Of course, the story is a pretty remarkable one. In 2000, an ordinary, battered suitcase made its way from the Auschwitz Museum in Poland to Fumiko Ishioka at the Tokyo Holocaust Education Resource Center. Part of a traveling exhibit, the suitcase bore the name Hana Brady, painted in white lettering. The tenacious Ishioka used the luggage as a tool to engage young students at the center, which is dedicated to educating Japanese children about the Holocaust. She began involving them in her quest to find out more about Hana Brady. Through letter writing and Internet searching, she found that Hana was a Jewish citizen of Czechoslovakia who perished at Auschwitz at age 13. She also discovered that Hana’s brother, George, three years older, survived the death camp and was now living in Toronto.
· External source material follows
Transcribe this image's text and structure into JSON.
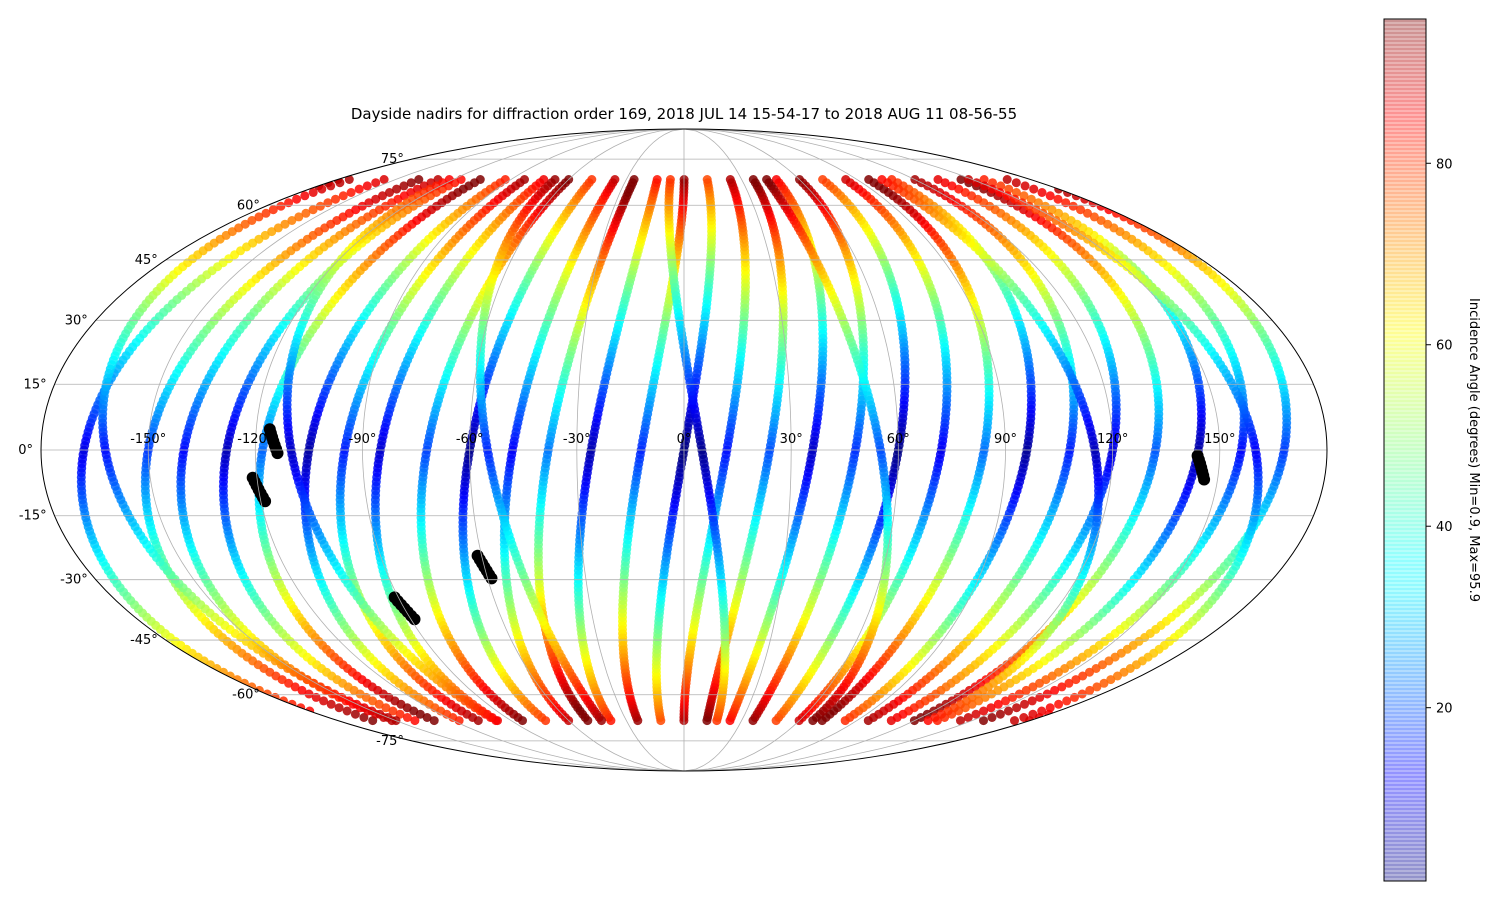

The story of Ishioka and Brady became the basis for Karen Levine’s international bestseller “Hana’s Suitcase.’’ Weinstein’s film gives voice to numerous children from Japan, Canada, and the Czech Republic who have studied the book and are enlisted onscreen to recount the events in Hana’s life. This allows us to see the effect that Hana’s life has had on the children, who speak straightforwardly and at times with a breathtaking understanding of the nuances and tragic outcome. Through Ishioka’s dogged research, the pupils’ narration, and the black-and-white reenactments, we learn that Hana’s parents were deported in 1939 after the Nazi invasion and soon both she and her protective older brother George were sent first to Theresienstadt and then to Auschwitz.
The film is bolstered by the presence of George Brady, now a white-haired grandfather still haunted by survivor’s guilt and the memory of his parents and sister who all died at the hands of the Nazis. With present-day scenes of Brady, his quiet determination to embrace life and live joyfully becomes the film’s grace note. Ishioka ultimately provides Brady with a way to process his grief when he and his adult daughter Lara travel to Tokyo to meet Ishioka’s students and to see Hana’s suitcase (there’s a denouement with some surprising revelations about the item). As two cultures collide and meld, language barriers, time, and distance fall away.
Several of the children interviewed explain that Hana Brady had wanted to be a teacher. Then, emphatically and poignantly, they tell us that this is what she ended up becoming.
George Brady and his daughter Lara will be at all screenings of “Inside Hana’s Suitcase’’ during its first weekend at the West Newton Cinema. They will introduce the film and answer questions.